EU promotes costly, unproven technologies on final net-zero industry plan
Today, the EU institutions failed to provide a clear direction for the future of clean industry in the final deal for the Net-Zero Industry Act (NZIA). This EU law was introduced as a tool to support domestic manufacturing of targeted technologies and help the EU meet its 2030 climate targets and strategic autonomy goals, but today’s final agreement instead gambles on expensive and unproven solutions with limited time and public money available to achieve climate goals.
The negotiators’ decision to turn the NZIA into a tool to support technologies regardless of their cost-effectiveness and immediate deployability is very concerning. Wind and solar supply chains, heat pumps, batteries, grids and renewable hydrogen for targeted sectors are readily available solutions with proven decarbonisation impact. By giving them the same level of public support as expensive and slow technologies, such as nuclear energy and carbon capture, scarce public funds will be stretched further, minimising impact.
Carbon capture and storage (CCS) is wrongly put forward as a solution for all industrial emissions, when it should be focused on carbon emissions that cannot be prevented at source through other more cost-effective means. Such a heavy reliance on CCS does not only divert taxpayers’ money from the available technologies to decarbonise European industry in the timeframe needed, but also risks maintaining our fossil fuels dependency for the next decades.

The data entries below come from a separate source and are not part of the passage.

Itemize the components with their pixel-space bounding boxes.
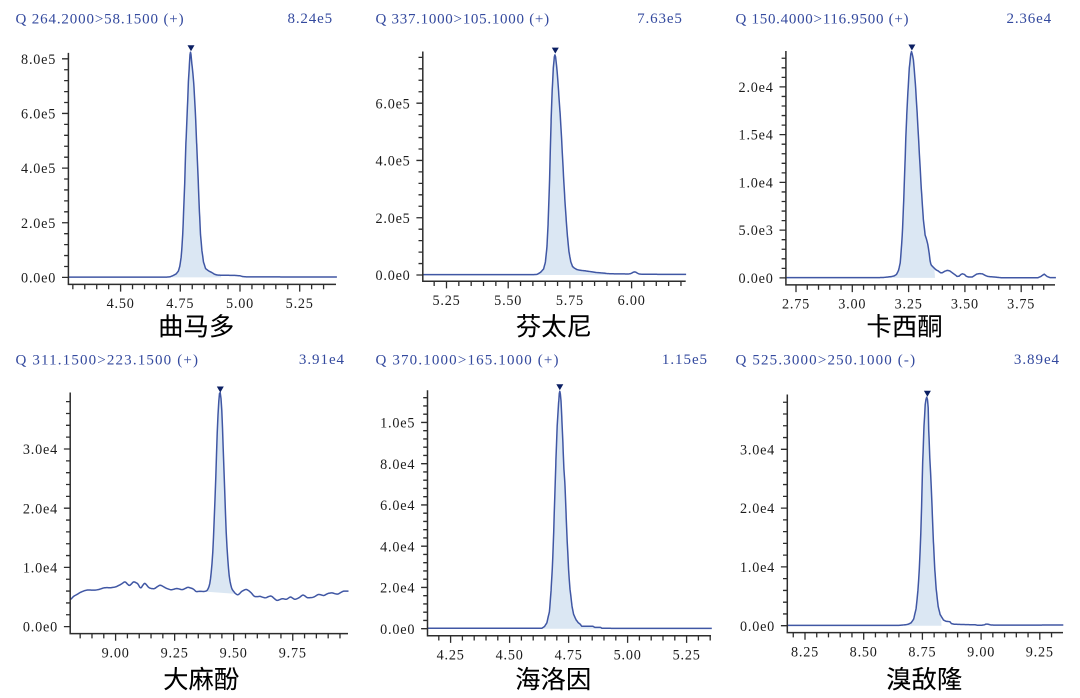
svg-text:4.75: 4.75 bbox=[166, 296, 194, 312]
svg-text:3.25: 3.25 bbox=[895, 297, 923, 313]
svg-text:8.0e5: 8.0e5 bbox=[21, 52, 56, 68]
svg-text:0.0e0: 0.0e0 bbox=[739, 271, 774, 287]
svg-text:1.0e4: 1.0e4 bbox=[740, 560, 775, 576]
svg-text:7.63e5: 7.63e5 bbox=[637, 11, 683, 27]
svg-text:Q 370.1000>165.1000 (+): Q 370.1000>165.1000 (+) bbox=[376, 352, 560, 368]
svg-text:0.0e0: 0.0e0 bbox=[380, 622, 415, 638]
svg-text:5.50: 5.50 bbox=[494, 293, 522, 309]
svg-text:3.91e4: 3.91e4 bbox=[299, 352, 345, 368]
svg-text:9.75: 9.75 bbox=[279, 645, 307, 661]
svg-text:3.0e4: 3.0e4 bbox=[740, 442, 775, 458]
svg-text:9.50: 9.50 bbox=[220, 645, 248, 661]
svg-text:0.0e0: 0.0e0 bbox=[375, 268, 410, 284]
svg-text:8.25: 8.25 bbox=[791, 644, 819, 660]
svg-text:5.25: 5.25 bbox=[432, 293, 460, 309]
svg-text:6.0e5: 6.0e5 bbox=[21, 107, 56, 123]
svg-text:0.0e0: 0.0e0 bbox=[21, 271, 56, 287]
svg-text:2.0e4: 2.0e4 bbox=[740, 501, 775, 517]
svg-text:3.00: 3.00 bbox=[838, 297, 866, 313]
svg-text:2.75: 2.75 bbox=[782, 297, 810, 313]
svg-text:6.00: 6.00 bbox=[618, 293, 646, 309]
svg-text:8.0e4: 8.0e4 bbox=[380, 457, 415, 473]
svg-text:6.0e4: 6.0e4 bbox=[380, 498, 415, 514]
svg-text:9.25: 9.25 bbox=[161, 645, 189, 661]
svg-text:3.89e4: 3.89e4 bbox=[1014, 352, 1060, 368]
svg-text:9.25: 9.25 bbox=[1026, 644, 1054, 660]
svg-text:5.25: 5.25 bbox=[673, 647, 701, 663]
svg-text:5.0e3: 5.0e3 bbox=[739, 223, 774, 239]
svg-text:4.75: 4.75 bbox=[555, 647, 583, 663]
svg-text:1.0e4: 1.0e4 bbox=[23, 561, 58, 577]
svg-text:2.36e4: 2.36e4 bbox=[1006, 11, 1052, 27]
svg-text:2.0e5: 2.0e5 bbox=[21, 216, 56, 232]
svg-text:0.0e0: 0.0e0 bbox=[740, 619, 775, 635]
svg-text:9.00: 9.00 bbox=[967, 644, 995, 660]
svg-text:8.24e5: 8.24e5 bbox=[287, 11, 333, 27]
svg-text:3.50: 3.50 bbox=[951, 297, 979, 313]
svg-text:5.75: 5.75 bbox=[556, 293, 584, 309]
svg-text:1.0e4: 1.0e4 bbox=[739, 176, 774, 192]
svg-text:9.00: 9.00 bbox=[102, 645, 130, 661]
svg-text:2.0e4: 2.0e4 bbox=[23, 501, 58, 517]
svg-text:3.75: 3.75 bbox=[1007, 297, 1035, 313]
svg-text:4.0e4: 4.0e4 bbox=[380, 539, 415, 555]
svg-text:1.5e4: 1.5e4 bbox=[739, 128, 774, 144]
svg-text:4.50: 4.50 bbox=[496, 647, 524, 663]
svg-text:2.0e5: 2.0e5 bbox=[375, 211, 410, 227]
svg-text:5.25: 5.25 bbox=[286, 296, 314, 312]
svg-text:8.50: 8.50 bbox=[850, 644, 878, 660]
svg-text:1.15e5: 1.15e5 bbox=[662, 352, 708, 368]
svg-text:2.0e4: 2.0e4 bbox=[380, 581, 415, 597]
svg-text:3.0e4: 3.0e4 bbox=[23, 442, 58, 458]
svg-text:8.75: 8.75 bbox=[908, 644, 936, 660]
svg-text:Q 150.4000>116.9500 (+): Q 150.4000>116.9500 (+) bbox=[736, 11, 910, 27]
svg-text:Q 311.1500>223.1500 (+): Q 311.1500>223.1500 (+) bbox=[16, 352, 200, 368]
svg-text:4.0e5: 4.0e5 bbox=[375, 154, 410, 170]
svg-text:1.0e5: 1.0e5 bbox=[380, 416, 415, 432]
svg-text:4.0e5: 4.0e5 bbox=[21, 161, 56, 177]
svg-text:5.00: 5.00 bbox=[226, 296, 254, 312]
svg-text:Q 337.1000>105.1000 (+): Q 337.1000>105.1000 (+) bbox=[376, 11, 550, 27]
svg-text:4.50: 4.50 bbox=[107, 296, 135, 312]
svg-text:6.0e5: 6.0e5 bbox=[375, 96, 410, 112]
svg-text:2.0e4: 2.0e4 bbox=[739, 80, 774, 96]
svg-text:Q 525.3000>250.1000 (-): Q 525.3000>250.1000 (-) bbox=[736, 352, 917, 368]
svg-text:0.0e0: 0.0e0 bbox=[23, 620, 58, 636]
svg-text:5.00: 5.00 bbox=[614, 647, 642, 663]
svg-text:4.25: 4.25 bbox=[437, 647, 465, 663]
svg-text:Q 264.2000>58.1500 (+): Q 264.2000>58.1500 (+) bbox=[16, 11, 185, 27]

Finally, this simplistic approach based on shorter permitting procedures and reduced public participation will result in additional pressure on EU communities and the environment and likely result in overburdening national public authorities and exacerbating conflicts at local level.
The provisional political deal between co-legislators is now pending formal adoption by both institutions.
Riccardo Nigro, Senior Policy Officer for Zero Pollution Industry at the European Environmental Bureau said:
“Putting costly, unproven technologies at the same level as proven solutions derails the original intentions behind the Net-Zero Industry Act. This misguided approach jeopardises both environmental and strategic autonomy goals and diverts funds from essential clean technologies. A focused commitment to impactful solutions is essential for meeting 2030 climate targets and boosting European clean industry competitiveness.”